- A Base enfrentou críticas da comunidade de criptomoedas depois que o token “Base is for everyone” caiu 95% após um rápido aumento de valor
- O colapso inicial provocou uma reação negativa dos usuários de criptomoedas no X, alguns dos quais rotularam o token como “rugpull”
- Diante das críticas, a Coinbase se distanciou formalmente da iniciativa
A rede Base, operada pela Coinbase, enfrentou forte repercussão negativa após divulgar uma postagem que levou à criação de um memecoin associado à marca. A publicação aconteceu em 16 de abril na plataforma Zora, que transforma postagens em tokens negociáveis. A iniciativa resultou em um token chamado “Base is for everyone”, que alcançou rapidamente US$ 17,1 milhões em valor de mercado, mas caiu quase 90% em apenas 20 minutos.
Coinbase nega envolvimento direto com a criação ou venda do token
Diante das críticas, a Coinbase se distanciou formalmente da iniciativa. Em nota oficial, a empresa afirmou que a Base não lançou nem vendeu qualquer token oficial. A postagem feita na Zora foi automaticamente transformada em um ativo negociável pela própria plataforma, portanto sem envolvimento ativo da Base na monetização.
https://twitter.com/base/status/1912585069811863765
O token tinha uma oferta total de 1 bilhão de unidades, dos quais 10 milhões foram atribuídos à Base. A rede prometeu não vender esse montante e indicou que qualquer receita teria seu uso para financiar subsídios a desenvolvedores. Apesar das garantias, muitos usuários expressaram descontentamento nas redes sociais, chamando a ação de oportunista e prejudicial à imagem do projeto.
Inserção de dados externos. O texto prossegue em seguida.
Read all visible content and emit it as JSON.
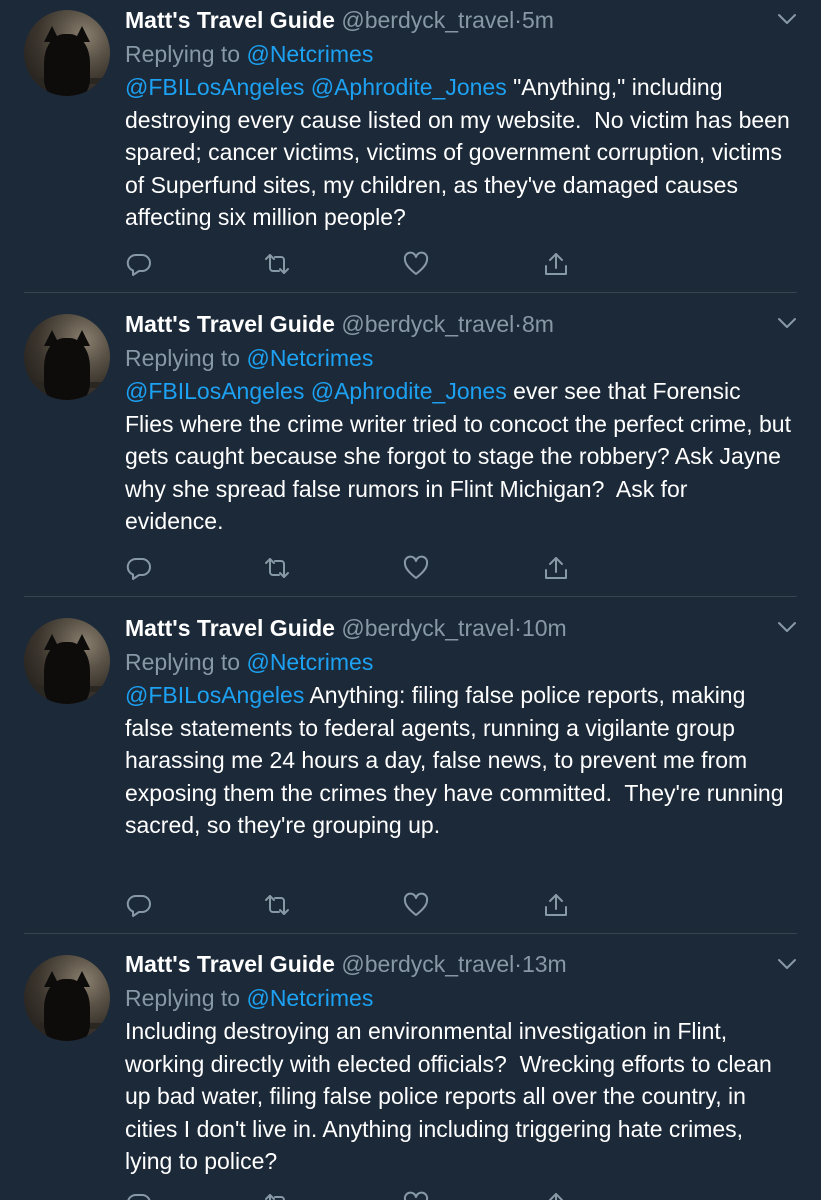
{
  "tweets": [
    {
      "name": "Matt's Travel Guide",
      "handle": "@berdyck_travel",
      "dot": "·",
      "time": "5m",
      "replying_prefix": "Replying to ",
      "replying_to": "@Netcrimes",
      "mentions": "@FBILosAngeles @Aphrodite_Jones",
      "text": " \"Anything,\" including destroying every cause listed on my website.  No victim has been spared; cancer victims, victims of government corruption, victims of Superfund sites, my children, as they've damaged causes affecting six million people?"
    },
    {
      "name": "Matt's Travel Guide",
      "handle": "@berdyck_travel",
      "dot": "·",
      "time": "8m",
      "replying_prefix": "Replying to ",
      "replying_to": "@Netcrimes",
      "mentions": "@FBILosAngeles @Aphrodite_Jones",
      "text": " ever see that Forensic Flies where the crime writer tried to concoct the perfect crime, but gets caught because she forgot to stage the robbery? Ask Jayne why she spread false rumors in Flint Michigan?  Ask for evidence."
    },
    {
      "name": "Matt's Travel Guide",
      "handle": "@berdyck_travel",
      "dot": "·",
      "time": "10m",
      "replying_prefix": "Replying to ",
      "replying_to": "@Netcrimes",
      "mentions": "@FBILosAngeles",
      "text": " Anything: filing false police reports, making false statements to federal agents, running a vigilante group harassing me 24 hours a day, false news, to prevent me from exposing them the crimes they have committed.  They're running sacred, so they're grouping up."
    },
    {
      "name": "Matt's Travel Guide",
      "handle": "@berdyck_travel",
      "dot": "·",
      "time": "13m",
      "replying_prefix": "Replying to ",
      "replying_to": "@Netcrimes",
      "mentions": "",
      "text": "Including destroying an environmental investigation in Flint, working directly with elected officials?  Wrecking efforts to clean up bad water, filing false police reports all over the country, in cities I don't live in. Anything including triggering hate crimes, lying to police?"
    }
  ],
  "icons": {
    "reply": "reply-icon",
    "retweet": "retweet-icon",
    "like": "like-icon",
    "share": "share-icon",
    "more": "chevron-down-icon",
    "avatar": "cat-avatar"
  },
  "colors": {
    "background": "#1c2938",
    "accent": "#1da1f2",
    "secondary_text": "#8899a6",
    "divider": "#38444d"
  }
}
Nova tentativa também fracassa e especialistas apontam falha estratégica
Após o colapso inicial, a Base tentou lançar outro token vinculado à sua participação em um evento em Nova York. A segunda tentativa, chamada “Base @ FarCon 2025”, também teve desempenho fraco. O token atingiu um pico de US$ 987 mil e recuou rapidamente para cerca de US$ 230 mil, segundo a DEX Screener.
https://twitter.com/BitcoinPierre/status/1912657045423288439
Críticos como Pierre Rochard e Abhishek Pawa apontaram que a Base tentou redefinir memecoins como “contentcoins”, mas falhou na execução e na gestão de expectativas. Jesse Pollack, criador da Base, defendeu inclusive o modelo como parte de uma estratégia para transformar conteúdo digital em ativos economicamente relevantes.